South of England dairy farmer co-op Milk Link has announced plans to restructure its operations along the lines of a European style producer cooperative.
The change in structure will allow Milk Link to raise the capital it needs to finance a move into processing designed to underpin its members' milk prices, and improve their share of added value profit created when milk is turned into products.
Farmers will also have a far higher degree of representation as voting rights in the new structure ensure a member's say in the business reflects the volume of milk a member consigns to it.
The action is being taken against the backdrop of FMD leaving very little opportunity to increase the price of milk above its present level.
Milk Link chairman Jeremy Pope said: "The current structure of the dairy industry often works against the interests of the dairy farmers. There are inefficiences in the supply chain, the costs of which tend to fall principally on the milk producers.
"At present we have little control over our share of the added value created when milk is turned into products and we want to be in a position to be able to redirect more of that profit to dairy farmers.

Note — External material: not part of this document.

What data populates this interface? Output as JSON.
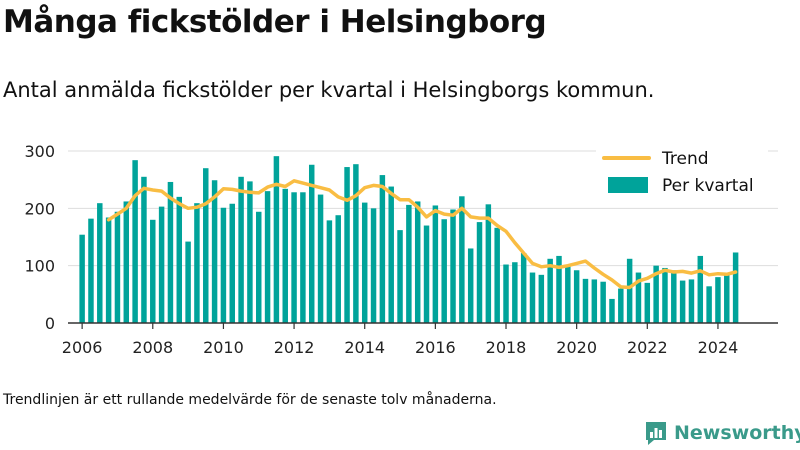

In the UK we are the exception rather than the rule by having co-operatives that are predominantly brokers of milk."
Farmers will be asked to make a small contribution from their monthly milk price to build up reserves.
These contributions are to be placed in members' own capital accounts and repaid after their retirement from the co-operative.
Members will also be asked to participate in a guarantee scheme.
Milk Link members will vote on the proposals at a special general meeting later in the summer.